# CSE 506: Operating Systems

**Device Drivers** 



#### Talking to Devices

- Map devices onto regions of physical memory
  - Hardware redirects accesses away from RAM
    - Points those addresses at devices
  - A bummer if you "lose" some RAM
    - Hardware can be smart enough to remap RAM
- Win: Cast interface regions to a structure
  - Write updates to different areas using high-level languages
  - Still subject to timing, side-effect caveats

#### **Optimizations**

- How does compiler (and CPU) know about I/O?
  - Which regions have side-effects and other constraints?
    - It doesn't: programmer must specify!

## Optimizations (2)

- Recall: Common optimizations (compiler and CPU)
  - Out-of-order execution
  - Reorder writes
  - Cache values in registers
- When writing to device, write happens immediately
  - Do not keep it in a register
- CPU <u>and</u> compiler optimizations must be disabled

## volatile keyword

- volatile variable cannot be cached in a register
  - Writes must go directly to memory
  - Reads must always come from memory/cache
- volatile code blocks cannot be reordered
  - Must be executed precisely at this point in program
  - e.g., inline assembly
- \_\_volatile\_\_ means I really mean it!



#### Compiler barriers

- Inline assembly has a set of clobber registers
  - Hand-written assembly will clobber them
  - Compiler saves values to memory before inline asm
    - No caching of values in these registers
- "memory" clobber says to flush all registers
  - Compiler generates code for all writes to memory
  - No previously-read values can be used without re-read



## Configuration

- Where does all of this come from?
  - Who sets up port mapping and I/O memory mappings?
  - Who maps device interrupts onto IRQ lines?
- Generally, the BIOS
  - Sometimes constrained by device limitations
  - Older devices hard-coded IRQs
  - Older devices may only have a 16-bit chip
    - Can only access lower memory addresses



#### I/O Ports

- Initial x86 model: separate memory and I/O space
  - Memory uses virtual addresses
  - Devices accessed via ports
- A port is just an address (like memory)
  - Port 0x1000 is not the same as address 0x1000
  - Different instructions inb, inw, outl, etc...

#### More on ports

- A port maps onto input pins/registers on a device
- Unlike memory, writing to a port has side-effects
  - Write "launch" command to /dev/missiles
    - Reading ports can trigger hardware actions too!
  - Memory can safely duplicate operations/cache results
- Idiosyncrasy: composition doesn't necessarily work

#### Buses

- Buses are "plumbing" between major components
- There is a bus between RAM and CPUs
- There is often another bus between devices
  - Buses tend to have standard specifications
    - Ex: PCI, ISA, AGP

#### **PCI**

- PCI (memory and I/O ports) is configurable
  - Generally by the BIOS
  - But could be remapped by the kernel
- Configuration space
  - 256 bytes per device (4k per device in PCIe)
  - Standard layout per device, including unique ID
  - Big win: standard way to figure out hardware



# **PCI Configuration Layout**



- Required Register

- Optional Register

From device driver book

#### **PCI Overview**

- Most desktop systems have 2+ PCI buses
  - Joined by a bridge device
  - Forms a tree structure (bridges have children)



#### **PCI Layout**





## **PCI** Addressing

- Each peripheral listed by:
  - Bus Number (up to 256 per domain or host)
    - A large system can have multiple domains
  - Device Number (32 per bus)
  - Function Number (8 per device)
    - Function, as in type of device
      - Audio function, video function, storage function, ...
- Devices addressed by a 16-bit number



#### **PCI** Interrupts

- Each PCI slot has 4 interrupt pins
- Device does not worry about mapping to IRQ lines
  - APIC or other intermediate chip does this mapping
- Bonus: flexibility!
  - Sharing limited IRQ lines is a hassle.

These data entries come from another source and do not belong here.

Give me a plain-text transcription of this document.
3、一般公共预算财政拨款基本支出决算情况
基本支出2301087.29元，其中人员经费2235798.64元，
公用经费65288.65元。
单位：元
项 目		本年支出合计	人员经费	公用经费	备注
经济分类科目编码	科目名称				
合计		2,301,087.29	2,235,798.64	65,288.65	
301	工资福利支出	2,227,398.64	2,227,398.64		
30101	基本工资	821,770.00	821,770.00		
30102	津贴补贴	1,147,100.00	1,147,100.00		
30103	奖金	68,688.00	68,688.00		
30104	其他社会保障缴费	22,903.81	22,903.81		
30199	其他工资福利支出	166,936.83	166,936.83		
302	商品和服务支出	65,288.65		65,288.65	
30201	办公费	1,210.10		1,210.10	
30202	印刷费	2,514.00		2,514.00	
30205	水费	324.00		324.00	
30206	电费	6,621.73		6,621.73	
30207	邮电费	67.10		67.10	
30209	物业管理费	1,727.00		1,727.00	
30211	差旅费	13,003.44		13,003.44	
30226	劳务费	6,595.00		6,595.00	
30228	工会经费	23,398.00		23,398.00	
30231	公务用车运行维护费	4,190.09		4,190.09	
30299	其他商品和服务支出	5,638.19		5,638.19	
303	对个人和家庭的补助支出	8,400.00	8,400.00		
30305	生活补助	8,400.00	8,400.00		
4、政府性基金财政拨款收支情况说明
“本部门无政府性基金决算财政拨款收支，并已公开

Why?
    - Trap handler must demultiplex interrupts
  - Being able to "load balance" the IRQs is useful



## Direct Memory Access (DMA)

- Tell device where you want data to go (or come from)
  - Let device do data transfers to/from memory
    - No CPU intervention
  - Interrupt CPU on I/O completion

#### **DMA Buffers**

- DMA buffers must be in physical memory
  - Like page tables and IDTs
- Some buses (SBus) can use virtual addresses
- Most (PCI) use physical (avoid page translation)
  - IOMMUs allow "virtual addresses" for devices
    - Can make random physical pages look contiguous to the device
    - Called "Bus address" for clarity
    - New to the x86 (called VT-d)

## Ring Buffers

- Many devices pre-allocate a "ring" of buffers
  - Think network card
- Device writes into ring; CPU reads behind
- If ring is well-sized to the load:
  - No dynamic buffer allocation
  - No stalls



# Advanced Host Controller Interface (AHCI)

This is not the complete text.